Le glioblastome multiforme est la forme la plus courante et la plus agressive de tumeur cérébrale maligne, et le taux de mortalité des patients est très élevé. Les traitements standard par radiothérapie et chimiothérapie après une intervention chirurgicale n'augmentent guère les chances de survie.
Au cours des dix dernières années, des cellules qui possédent des propriétés de cellules souches et qui en même temps sont capables d'initier des tumeurs cancéreuses ont été identifiées dans les tumeurs cérébrales et dans d'autres systèmes biologiques tels le sang et les seins.

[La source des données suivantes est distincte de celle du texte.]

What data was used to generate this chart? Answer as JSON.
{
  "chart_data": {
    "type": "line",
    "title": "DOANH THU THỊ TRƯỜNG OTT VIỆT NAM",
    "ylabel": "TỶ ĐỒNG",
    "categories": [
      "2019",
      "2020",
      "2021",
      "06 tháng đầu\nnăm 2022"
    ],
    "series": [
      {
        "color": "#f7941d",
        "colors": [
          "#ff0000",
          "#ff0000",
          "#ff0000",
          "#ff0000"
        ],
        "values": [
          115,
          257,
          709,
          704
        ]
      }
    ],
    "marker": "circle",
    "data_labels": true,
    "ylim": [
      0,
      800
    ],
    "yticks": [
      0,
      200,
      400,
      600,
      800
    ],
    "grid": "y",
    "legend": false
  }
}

Des biologistes australiens de l'Université du Queensland, américains et italiens ont testé l'action de protéines morphogènes d'os (bone morphogenetic protein BMPs) sur les glioblastomes multiformes humains. Les tests ont montré que la protéine morphogène-4 de l'os (BMP-4) en particulier induit une diminution importante des précurseurs ressemblant aux cellules souches des glioblastomes humains.
Après implantation de tumeurs cancéreuses humaines, les souris non traitées avec la protéine morphogène n'ont pas survécu plus de trois mois. Par contre, les souris traitées avec BMP-4 ont survécu la période de trois mois et n'avaient pas développé de tumeurs, six et même dans certains cas neuf mois plus tard. La protéine est efficace lorsque les cellules tumorales sont traitées préalablement ou après leur implantation dans le cerveau des souris.
L'administration de la protéine BMP-4 qui est une protéine naturelle non cytotoxique en conjonction avec les thérapies classiques pourrait être utilisée pour empêcher la croissance et la récurrence des glioblastomes chez l'homme.